Feds Move To Ban Predator Hunting Practices In Alaska

Regulators say state is allowing illegal methods to help boost more popular game species.
Feds Move To Ban Predator Hunting Practices In Alaska

In a move that pits state game managers against bureaucrats in Washington, government regulators are working to ban several predator-hunting practices on federal lands in Alaska they claim are illegal.

The National Park Service says Alaska is allowing several dubious hunting methods to mitigate predators in order to manipulate trophy game populations.

“National park areas are managed to maintain natural ecosystems and processes, including wildlife populations and their behaviors,” the National Park Service said in statement. “While sport hunting is allowed by the Alaska National Interest Lands Conservation Act in national preserves in Alaska, NPS policies prohibit reducing native predators for the purpose of increasing numbers of harvested species."

According to a 2011 state study, Alaska made about $1.3 billion on hunting, nearly 10 percent of its gross domestic product.

The NPS is trying to ban hunting brown bears over bait, stop wolf and coyote hunting in the early summer months and ban the use of artificial light to take black bear sows and cubs in dens. Each year the NPS has issued a temporary order banning these practices on each of Alaska’s 10 national preserves, and the current move is intended to make those prohibitions permanent.

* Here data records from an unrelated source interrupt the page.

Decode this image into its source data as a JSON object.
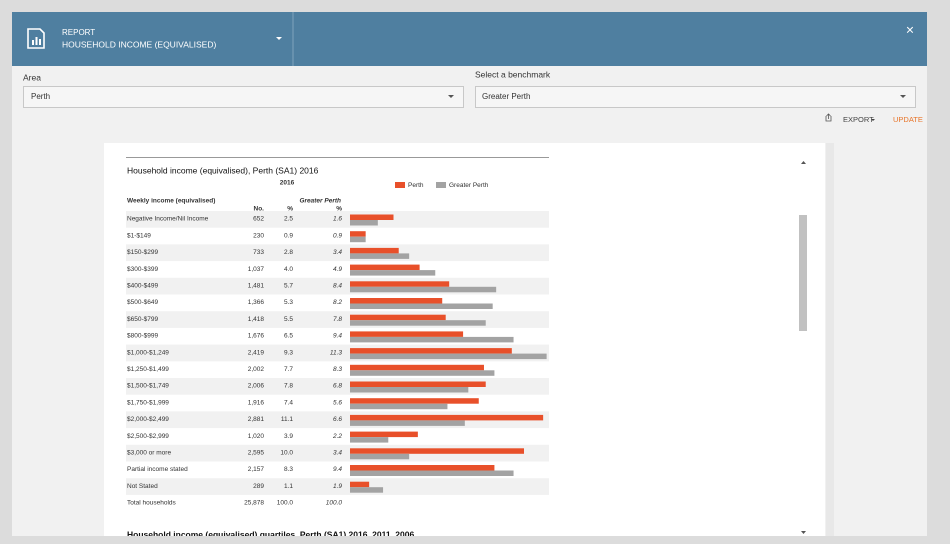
{
  "header": {
    "kicker": "REPORT",
    "title": "HOUSEHOLD INCOME (EQUIVALISED)"
  },
  "controls": {
    "area_label": "Area",
    "area_value": "Perth",
    "benchmark_label": "Select a benchmark",
    "benchmark_value": "Greater Perth",
    "export": "EXPORT",
    "update": "UPDATE"
  },
  "report": {
    "title": "Household income (equivalised), Perth (SA1) 2016",
    "year": "2016",
    "legend": [
      {
        "name": "Perth",
        "color": "#e8502a"
      },
      {
        "name": "Greater Perth",
        "color": "#a3a3a3"
      }
    ],
    "column_header": "Weekly income (equivalised)",
    "benchmark_header": "Greater Perth",
    "no_header": "No.",
    "pct_header": "%",
    "benchmark_pct_header": "%",
    "rows": [
      {
        "label": "Negative Income/Nil Income",
        "no": "652",
        "pct": 2.5,
        "benchmark_pct": 1.6
      },
      {
        "label": "$1-$149",
        "no": "230",
        "pct": 0.9,
        "benchmark_pct": 0.9
      },
      {
        "label": "$150-$299",
        "no": "733",
        "pct": 2.8,
        "benchmark_pct": 3.4
      },
      {
        "label": "$300-$399",
        "no": "1,037",
        "pct": {
          "value": 4,
          "label": "4.0"
        },
        "benchmark_pct": 4.9
      },
      {
        "label": "$400-$499",
        "no": "1,481",
        "pct": 5.7,
        "benchmark_pct": 8.4
      },
      {
        "label": "$500-$649",
        "no": "1,366",
        "pct": 5.3,
        "benchmark_pct": 8.2
      },
      {
        "label": "$650-$799",
        "no": "1,418",
        "pct": 5.5,
        "benchmark_pct": 7.8
      },
      {
        "label": "$800-$999",
        "no": "1,676",
        "pct": 6.5,
        "benchmark_pct": 9.4
      },
      {
        "label": "$1,000-$1,249",
        "no": "2,419",
        "pct": 9.3,
        "benchmark_pct": 11.3
      },
      {
        "label": "$1,250-$1,499",
        "no": "2,002",
        "pct": 7.7,
        "benchmark_pct": 8.3
      },
      {
        "label": "$1,500-$1,749",
        "no": "2,006",
        "pct": 7.8,
        "benchmark_pct": 6.8
      },
      {
        "label": "$1,750-$1,999",
        "no": "1,916",
        "pct": 7.4,
        "benchmark_pct": 5.6
      },
      {
        "label": "$2,000-$2,499",
        "no": "2,881",
        "pct": 11.1,
        "benchmark_pct": 6.6
      },
      {
        "label": "$2,500-$2,999",
        "no": "1,020",
        "pct": 3.9,
        "benchmark_pct": 2.2
      },
      {
        "label": "$3,000 or more",
        "no": "2,595",
        "pct": {
          "value": 10,
          "label": "10.0"
        },
        "benchmark_pct": 3.4
      },
      {
        "label": "Partial income stated",
        "no": "2,157",
        "pct": 8.3,
        "benchmark_pct": 9.4
      },
      {
        "label": "Not Stated",
        "no": "289",
        "pct": 1.1,
        "benchmark_pct": 1.9
      },
      {
        "label": "Total households",
        "no": "25,878",
        "pct": {
          "value": 100,
          "label": "100.0"
        },
        "benchmark_pct": {
          "value": 100,
          "label": "100.0"
        }
      }
    ],
    "next_title": "Household income (equivalised) quartiles, Perth (SA1) 2016, 2011, 2006"
  }
}
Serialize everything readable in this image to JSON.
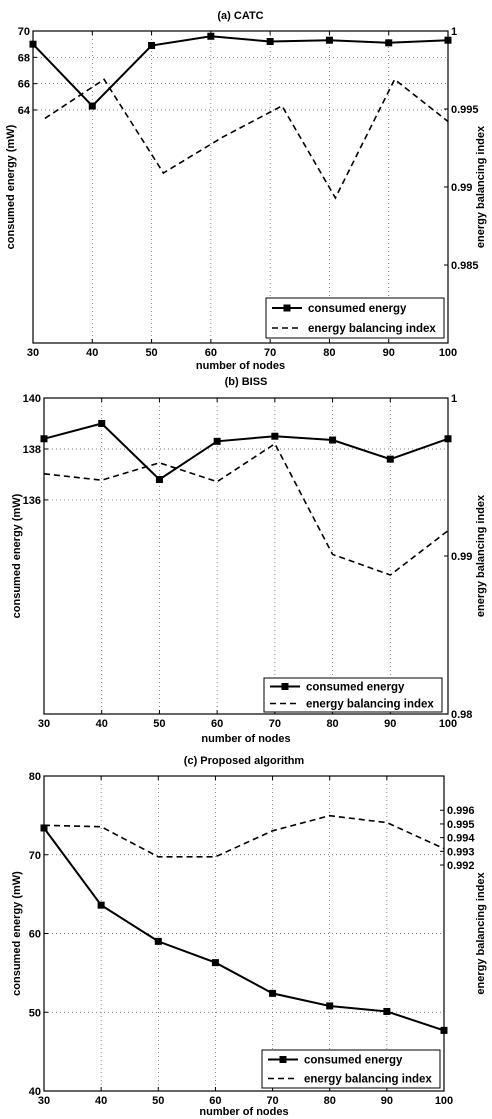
{
  "chart_data": [
    {
      "type": "line",
      "title": "(a) CATC",
      "xlabel": "number of nodes",
      "ylabel": "consumed energy (mW)",
      "y2label": "energy balancing index",
      "x_ticks": [
        "30",
        "40",
        "50",
        "60",
        "70",
        "80",
        "90",
        "100"
      ],
      "y_ticks": [
        "64",
        "66",
        "68",
        "70"
      ],
      "y2_ticks": [
        "0.985",
        "0.99",
        "0.995",
        "1"
      ],
      "xlim": [
        30,
        100
      ],
      "ylim": [
        46.3,
        70
      ],
      "y2lim": [
        0.98,
        1.0
      ],
      "grid": true,
      "legend_position": "bottom-right",
      "series": [
        {
          "name": "consumed energy",
          "axis": "left",
          "style": "solid-square",
          "x": [
            30,
            40,
            50,
            60,
            70,
            80,
            90,
            100
          ],
          "values": [
            69.0,
            64.3,
            68.9,
            69.6,
            69.2,
            69.3,
            69.1,
            69.3
          ]
        },
        {
          "name": "energy balancing index",
          "axis": "right",
          "style": "dashed",
          "x": [
            32,
            42,
            52,
            62,
            72,
            81,
            91,
            100
          ],
          "values": [
            0.9944,
            0.9969,
            0.9909,
            0.9932,
            0.9952,
            0.9893,
            0.9969,
            0.9942
          ]
        }
      ]
    },
    {
      "type": "line",
      "title": "(b) BISS",
      "xlabel": "number of nodes",
      "ylabel": "consumed energy (mW)",
      "y2label": "energy balancing index",
      "x_ticks": [
        "30",
        "40",
        "50",
        "60",
        "70",
        "80",
        "90",
        "100"
      ],
      "y_ticks": [
        "136",
        "138",
        "140"
      ],
      "y2_ticks": [
        "0.98",
        "0.99",
        "1"
      ],
      "xlim": [
        30,
        100
      ],
      "ylim": [
        127.6,
        140
      ],
      "y2lim": [
        0.98,
        1.0
      ],
      "grid": true,
      "legend_position": "bottom-right",
      "series": [
        {
          "name": "consumed energy",
          "axis": "left",
          "style": "solid-square",
          "x": [
            30,
            40,
            50,
            60,
            70,
            80,
            90,
            100
          ],
          "values": [
            138.4,
            139.0,
            136.8,
            138.3,
            138.5,
            138.35,
            137.6,
            138.4
          ]
        },
        {
          "name": "energy balancing index",
          "axis": "right",
          "style": "dashed",
          "x": [
            30,
            40,
            50,
            60,
            70,
            80,
            90,
            100
          ],
          "values": [
            0.9952,
            0.9948,
            0.9959,
            0.9947,
            0.9971,
            0.9901,
            0.9888,
            0.9916
          ]
        }
      ]
    },
    {
      "type": "line",
      "title": "(c) Proposed algorithm",
      "xlabel": "number of nodes",
      "ylabel": "consumed energy (mW)",
      "y2label": "energy balancing index",
      "x_ticks": [
        "30",
        "40",
        "50",
        "60",
        "70",
        "80",
        "90",
        "100"
      ],
      "y_ticks": [
        "40",
        "50",
        "60",
        "70",
        "80"
      ],
      "y2_ticks": [
        "0.992",
        "0.993",
        "0.994",
        "0.995",
        "0.996"
      ],
      "xlim": [
        30,
        100
      ],
      "ylim": [
        40,
        80
      ],
      "y2lim": [
        0.9755,
        0.9985
      ],
      "grid": true,
      "legend_position": "bottom-right",
      "series": [
        {
          "name": "consumed energy",
          "axis": "left",
          "style": "solid-square",
          "x": [
            30,
            40,
            50,
            60,
            70,
            80,
            90,
            100
          ],
          "values": [
            73.4,
            63.6,
            59.0,
            56.3,
            52.4,
            50.8,
            50.1,
            47.7
          ]
        },
        {
          "name": "energy balancing index",
          "axis": "right",
          "style": "dashed",
          "x": [
            30,
            40,
            50,
            60,
            70,
            80,
            90,
            100
          ],
          "values": [
            0.9949,
            0.9948,
            0.9926,
            0.9926,
            0.9945,
            0.9956,
            0.9951,
            0.9932
          ]
        }
      ]
    }
  ]
}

“Our opposition to their wildlife management methods is only on national preserves,” an NPS spokesman told National Public Radio. “How the state of Alaska manages other lands is up to the state of Alaska.”

National park lands comprise about 70 percent of Alaska’s geography, with National Preserves accounting for about 43 million acres. The preserve system was partly created in 1980 and has been a bone of contention between Washington and Juneau ever since.

“These populations are healthy,” Alaska Board of Game Commissioner Ted Spraker told NPR. “Predator numbers are healthy at least in all the cases we’ve been presented, if not abundant.  And what we did is just increased hunting opportunity.  That is for the bating of brown bears and the longer seasons for wolves and coyotes.”

The new NPS regulations have been posted to the Federal Register and are open for comment through December 3.